AARP has announced the recipients of the 2018 AARP Community Challenge grant program, including three projects in Idaho.
A total of $1.3 million will be distributed to fund 129 “quick action” projects across the country, helping communities make immediate improvements and jump-start long-term progress to support residents of all ages. Nearly 1,600 applications were received from non-profits and government entities for the program, now in its second year.
Each of the projects, which must be completed by November 5, is designed to achieve on one or more of the following outcomes:
- Deliver a range of transportation and mobility options that increase connectivity, walkability, bikeability, and/or access to public and private transit.
- Create vibrant public places that improve open spaces, parks and access to other amenities.
- Support the availability of a range of housing that increases accessible and affordable housing options.
- Address other issues of importance for communities.
Idaho grantees include:
- Caldwell: Destination Caldwell
$3,500 - This grant will improve downtown Caldwell by installing oversized games (like Jenga, cornhole and chess) and mosaic tables and benches in a local plaza to encourage social engagement and activity.
- Kamiah: Carrot Ridge Volunteer Fire District
$5,000 - This grant will activate a new community gathering building for all area residents, especially older adults, facilitating socialization in a community that lacked such facilities.
- Pocatello: NeighborWorks Pocatello
$4,250 - This grant will provide for a mobile "Block Party Trailer" to be utilized throughout Pocatello to activate current public spaces and create new spaces through social gatherings.
“Idaho has wonderful communities full of great people and ideas. We’re proud to help get these projects off the ground,” said Lupe Wissel, state director for AARP Idaho. “Idahoans are taking the lead through innovation and action to make their communities better for people of all ages.”
The full list of grantees can be found at www.aarp.org/communitychallenge.
“AARP has teams on the ground in communities across the country hearing from mayors, community leaders and local residents about the value of getting quick wins to create long-term change. We developed the Community Challenge Grant Program to answer that call and help build momentum for more livable communities nationwide,” said Nancy LeaMond, AARP Executive Vice President, Community, State and National Affairs. “This year, we are proud to fund more projects in more communities in all 50 states, Washington, D.C. and Puerto Rico.”

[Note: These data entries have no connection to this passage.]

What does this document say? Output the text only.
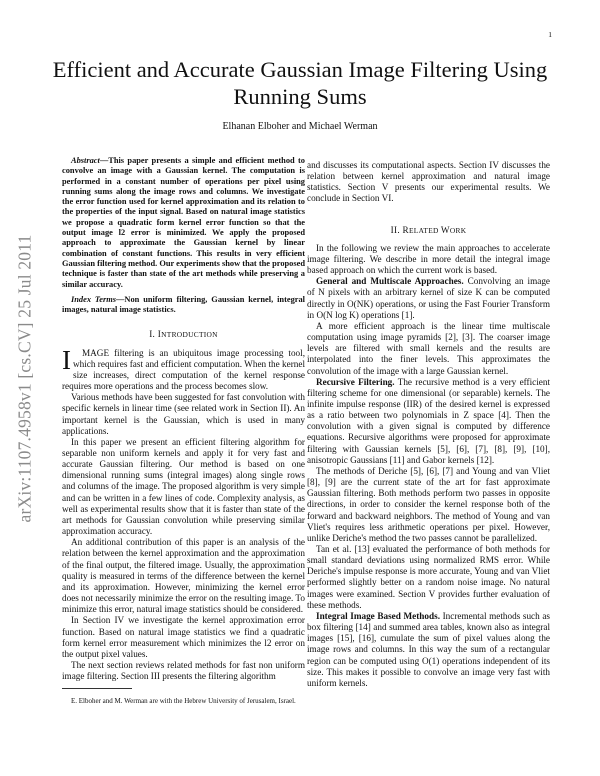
1
Efficient and Accurate Gaussian Image Filtering Using Running Sums
Elhanan Elboher and Michael Werman
arXiv:1107.4958v1 [cs.CV] 25 Jul 2011

Abstract—This paper presents a simple and efficient method to convolve an image with a Gaussian kernel. The computation is performed in a constant number of operations per pixel using running sums along the image rows and columns. We investigate the error function used for kernel approximation and its relation to the properties of the input signal. Based on natural image statistics we propose a quadratic form kernel error function so that the output image l2 error is minimized. We apply the proposed approach to approximate the Gaussian kernel by linear combination of constant functions. This results in very efficient Gaussian filtering method. Our experiments show that the proposed technique is faster than state of the art methods while preserving a similar accuracy.

Index Terms—Non uniform filtering, Gaussian kernel, integral images, natural image statistics.

I. INTRODUCTION

I MAGE filtering is an ubiquitous image processing tool, which requires fast and efficient computation. When the kernel size increases, direct computation of the kernel response requires more operations and the process becomes slow.

Various methods have been suggested for fast convolution with specific kernels in linear time (see related work in Section II). An important kernel is the Gaussian, which is used in many applications.

In this paper we present an efficient filtering algorithm for separable non uniform kernels and apply it for very fast and accurate Gaussian filtering. Our method is based on one dimensional running sums (integral images) along single rows and columns of the image. The proposed algorithm is very simple and can be written in a few lines of code. Complexity analysis, as well as experimental results show that it is faster than state of the art methods for Gaussian convolution while preserving similar approximation accuracy.

An additional contribution of this paper is an analysis of the relation between the kernel approximation and the approximation of the final output, the filtered image. Usually, the approximation quality is measured in terms of the difference between the kernel and its approximation. However, minimizing the kernel error does not necessarily minimize the error on the resulting image. To minimize this error, natural image statistics should be considered.

In Section IV we investigate the kernel approximation error function. Based on natural image statistics we find a quadratic form kernel error measurement which minimizes the l2 error on the output pixel values.

The next section reviews related methods for fast non uniform image filtering. Section III presents the filtering algorithm

E. Elboher and M. Werman are with the Hebrew University of Jerusalem, Israel.

and discusses its computational aspects. Section IV discusses the relation between kernel approximation and natural image statistics. Section V presents our experimental results. We conclude in Section VI.

II. RELATED WORK

In the following we review the main approaches to accelerate image filtering. We describe in more detail the integral image based approach on which the current work is based.

General and Multiscale Approaches. Convolving an image of N pixels with an arbitrary kernel of size K can be computed directly in O(NK) operations, or using the Fast Fourier Transform in O(N log K) operations [1].

A more efficient approach is the linear time multiscale computation using image pyramids [2], [3]. The coarser image levels are filtered with small kernels and the results are interpolated into the finer levels. This approximates the convolution of the image with a large Gaussian kernel.

Recursive Filtering. The recursive method is a very efficient filtering scheme for one dimensional (or separable) kernels. The infinite impulse response (IIR) of the desired kernel is expressed as a ratio between two polynomials in Z space [4]. Then the convolution with a given signal is computed by difference equations. Recursive algorithms were proposed for approximate filtering with Gaussian kernels [5], [6], [7], [8], [9], [10], anisotropic Gaussians [11] and Gabor kernels [12].

The methods of Deriche [5], [6], [7] and Young and van Vliet [8], [9] are the current state of the art for fast approximate Gaussian filtering. Both methods perform two passes in opposite directions, in order to consider the kernel response both of the forward and backward neighbors. The method of Young and van Vliet's requires less arithmetic operations per pixel. However, unlike Deriche's method the two passes cannot be parallelized.

Tan et al. [13] evaluated the performance of both methods for small standard deviations using normalized RMS error. While Deriche's impulse response is more accurate, Young and van Vliet performed slightly better on a random noise image. No natural images were examined. Section V provides further evaluation of these methods.

Integral Image Based Methods. Incremental methods such as box filtering [14] and summed area tables, known also as integral images [15], [16], cumulate the sum of pixel values along the image rows and columns. In this way the sum of a rectangular region can be computed using O(1) operations independent of its size. This makes it possible to convolve an image very fast with uniform kernels.
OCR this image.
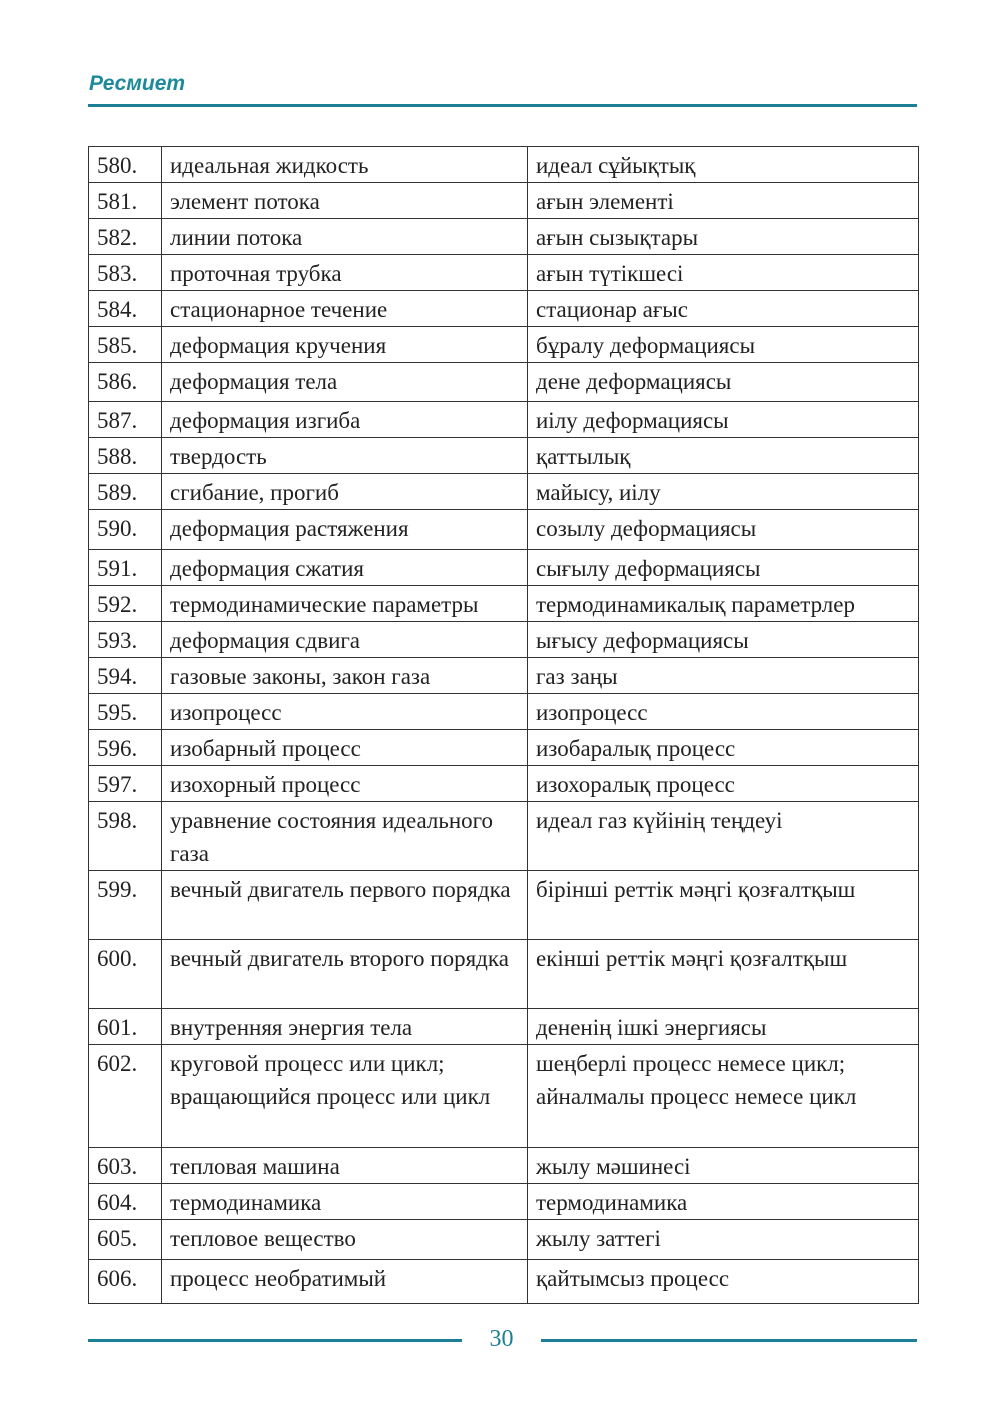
Ресмиет
580.	идеальная жидкость	идеал сұйықтық
581.	элемент потока	ағын элементі
582.	линии потока	ағын сызықтары
583.	проточная трубка	ағын түтікшесі
584.	стационарное течение	стационар ағыс
585.	деформация кручения	бұралу деформациясы
586.	деформация тела	дене деформациясы
587.	деформация изгиба	иілу деформациясы
588.	твердость	қаттылық
589.	сгибание, прогиб	майысу, иілу
590.	деформация растяжения	созылу деформациясы
591.	деформация сжатия	сығылу деформациясы
592.	термодинамические параметры	термодинамикалық параметрлер
593.	деформация сдвига	ығысу деформациясы
594.	газовые законы, закон газа	газ заңы
595.	изопроцесс	изопроцесс
596.	изобарный процесс	изобаралық процесс
597.	изохорный процесс	изохоралық процесс
598.	уравнение состояния идеального газа	идеал газ күйінің теңдеуі
599.	вечный двигатель первого порядка	бірінші реттік мәңгі қозғалтқыш
600.	вечный двигатель второго порядка	екінші реттік мәңгі қозғалтқыш
601.	внутренняя энергия тела	дененің ішкі энергиясы
602.	круговой процесс или цикл; вращающийся процесс или цикл	шеңберлі процесс немесе цикл; айналмалы процесс немесе цикл
603.	тепловая машина	жылу мәшинесі
604.	термодинамика	термодинамика
605.	тепловое вещество	жылу заттегі
606.	процесс необратимый	қайтымсыз процесс
30
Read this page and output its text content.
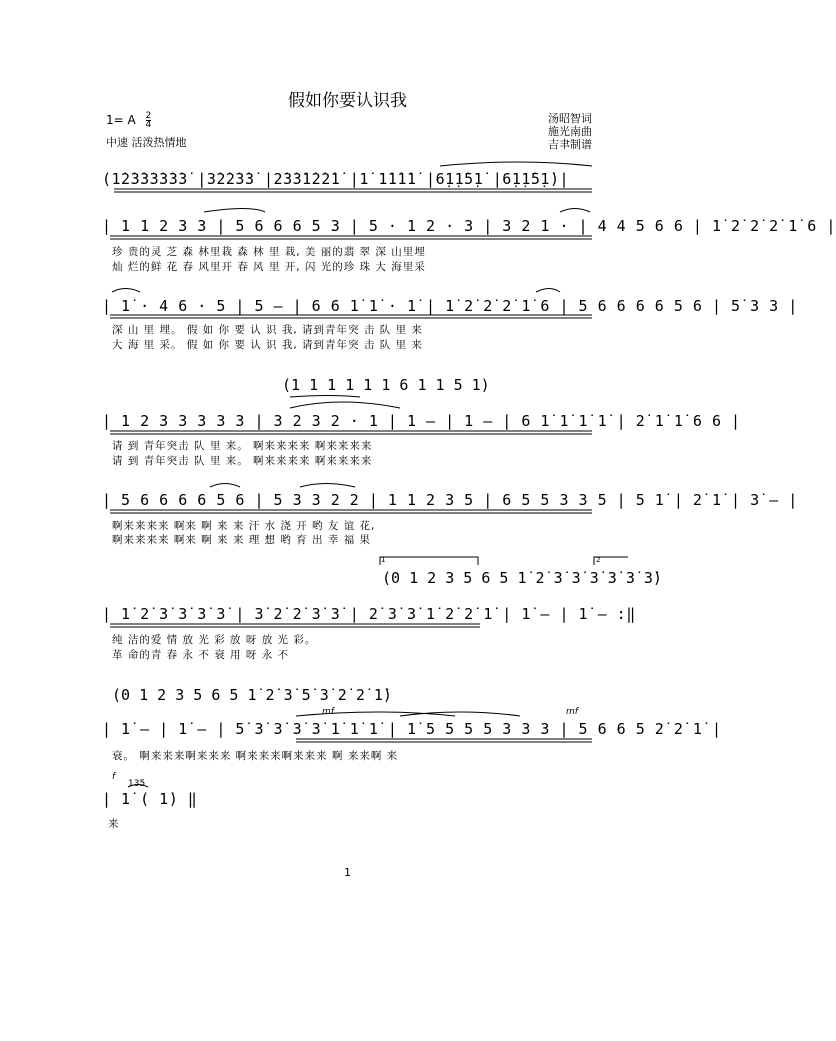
假如你要认识我
1= A $\frac{2}{4}$
中速 活泼热情地
汤昭智词
施光南曲
吉聿制谱
(1̇2̇3̇3̇3̇3̇3̇3̇ |3̇2̇2̇3̇3̇ |2̇3̇3̇1̇2̇2̇1̇ |1̇ 1̇1̇1̇1̇ |6̣1̣1̇5̣1̇ |6̣1̣1̇5̣1̇)|
| 1 1 2 3 3 | 5 6 6 6 5 3 | 5 · 1 2 · 3 | 3 2 1 · | 4 4 5 6 6 | 1̇ 2̇ 2̇ 2̇ 1̇ 6 |
珍 贵的灵 芝 森 林里栽 森 林 里 栽, 美 丽的翡 翠 深 山里埋
灿 烂的鲜 花 春 风里开 春 风 里 开, 闪 光的珍 珠 大 海里采
| 1̇ · 4 6 · 5 | 5 – | 6 6 1̇ 1̇ · 1̇ | 1̇ 2̇ 2̇ 2̇ 1̇ 6 | 5 6 6 6 6 5 6 | 5̇ 3 3 |
深 山 里 埋。 假 如 你 要 认 识 我, 请到青年突 击 队 里 来
大 海 里 采。 假 如 你 要 认 识 我, 请到青年突 击 队 里 来
(1 1 1 1 1 1 6 1 1 5 1)
| 1 2 3 3 3 3 3 | 3 2 3 2 · 1 | 1 – | 1 – | 6 1̇ 1̇ 1̇ 1̇ | 2̇ 1̇ 1̇ 6 6 |
请 到 青年突击 队 里 来。 啊来来来来 啊来来来来
请 到 青年突击 队 里 来。 啊来来来来 啊来来来来
| 5 6 6 6 6 5 6 | 5 3 3 2 2 | 1 1 2 3 5 | 6 5 5 3 3 5 | 5 1̇ | 2̇ 1̇ | 3̇ – |
啊来来来来 啊来 啊 来 来 汗 水 浇 开 哟 友 谊 花,
啊来来来来 啊来 啊 来 来 理 想 哟 育 出 幸 福 果
1	2
(0 1 2 3 5 6 5 1̇ 2̇ 3̇ 3̇ 3̇ 3̇ 3̇ 3̇)
| 1̇ 2̇ 3̇ 3̇ 3̇ 3̇ | 3̇ 2̇ 2̇ 3̇ 3̇ | 2̇ 3̇ 3̇ 1̇ 2̇ 2̇ 1̇ | 1̇ – | 1̇ – :‖
纯 洁的爱 情 放 光 彩 放 呀 放 光 彩。
革 命的青 春 永 不 衰 用 呀 永 不
(0 1 2 3 5 6 5 1̇ 2̇ 3̇ 5̇ 3̇ 2̇ 2̇ 1̇)
mf	mf
| 1̇ – | 1̇ – | 5̇ 3̇ 3̇ 3̇ 3̇ 1̇ 1̇ 1̇ | 1̇ 5 5 5 5 3 3 3 | 5 6 6 5 2̇ 2̇ 1̇ |
衰。 啊来来来啊来来来 啊来来来啊来来来 啊 来来啊 来
f
135
| 1̇ ( 1̇) ‖
来
1
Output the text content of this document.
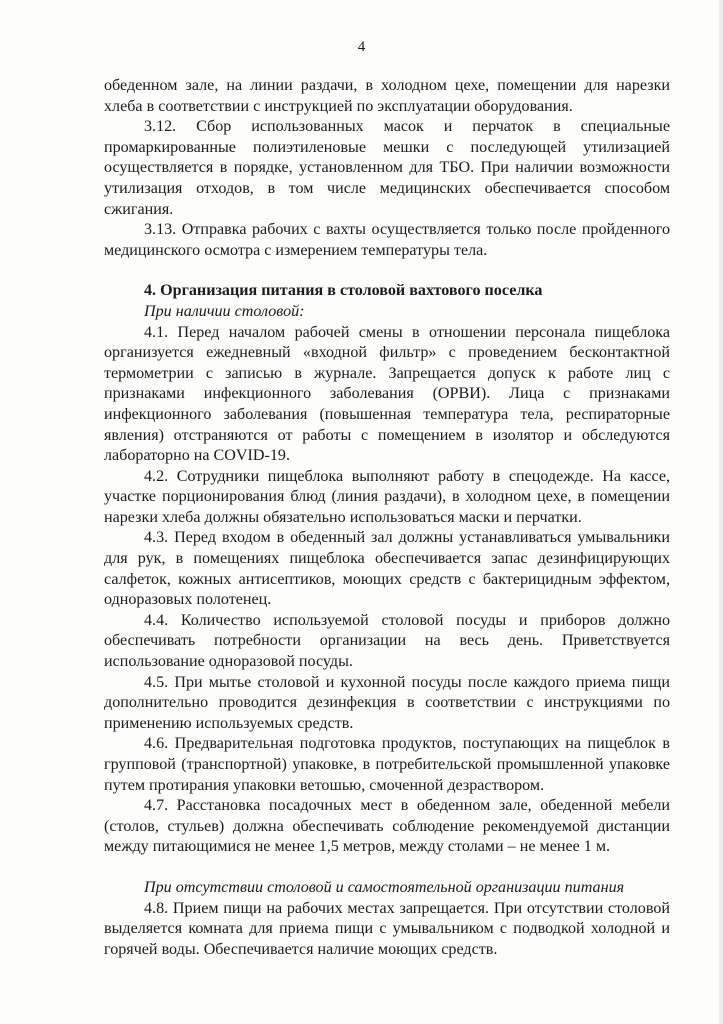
4

обеденном зале, на линии раздачи, в холодном цехе, помещении для нарезки хлеба в соответствии с инструкцией по эксплуатации оборудования.

3.12. Сбор использованных масок и перчаток в специальные промаркированные полиэтиленовые мешки с последующей утилизацией осуществляется в порядке, установленном для ТБО. При наличии возможности утилизация отходов, в том числе медицинских обеспечивается способом сжигания.

3.13. Отправка рабочих с вахты осуществляется только после пройденного медицинского осмотра с измерением температуры тела.

4. Организация питания в столовой вахтового поселка

При наличии столовой:

4.1. Перед началом рабочей смены в отношении персонала пищеблока организуется ежедневный «входной фильтр» с проведением бесконтактной термометрии с записью в журнале. Запрещается допуск к работе лиц с признаками инфекционного заболевания (ОРВИ). Лица с признаками инфекционного заболевания (повышенная температура тела, респираторные явления) отстраняются от работы с помещением в изолятор и обследуются лабораторно на COVID-19.

4.2. Сотрудники пищеблока выполняют работу в спецодежде. На кассе, участке порционирования блюд (линия раздачи), в холодном цехе, в помещении нарезки хлеба должны обязательно использоваться маски и перчатки.

4.3. Перед входом в обеденный зал должны устанавливаться умывальники для рук, в помещениях пищеблока обеспечивается запас дезинфицирующих салфеток, кожных антисептиков, моющих средств с бактерицидным эффектом, одноразовых полотенец.

4.4. Количество используемой столовой посуды и приборов должно обеспечивать потребности организации на весь день. Приветствуется использование одноразовой посуды.

4.5. При мытье столовой и кухонной посуды после каждого приема пищи дополнительно проводится дезинфекция в соответствии с инструкциями по применению используемых средств.

4.6. Предварительная подготовка продуктов, поступающих на пищеблок в групповой (транспортной) упаковке, в потребительской промышленной упаковке путем протирания упаковки ветошью, смоченной дезраствором.

4.7. Расстановка посадочных мест в обеденном зале, обеденной мебели (столов, стульев) должна обеспечивать соблюдение рекомендуемой дистанции между питающимися не менее 1,5 метров, между столами – не менее 1 м.

При отсутствии столовой и самостоятельной организации питания

4.8. Прием пищи на рабочих местах запрещается. При отсутствии столовой выделяется комната для приема пищи с умывальником с подводкой холодной и горячей воды. Обеспечивается наличие моющих средств.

The Community Challenge grant program is part of AARP’s nationwide Livable Communities initiative that helps communities become great places to live for residents of all ages. AARP staff and volunteers are working with roughly 300 communities across the country, engaging and mobilizing community residents, delivering technical assistance and expertise to local leaders and organizations, and supporting the work of the 275 communities and two states that have enrolled in the AARP Network of Age Friendly States and Communities. AARP also provides resources and publications to encourage local action such as the Roadmap to Livability and the AARP book-series Where We Live: Communities for All Ages. The city of Kuna is featured in the latest edition on page 108.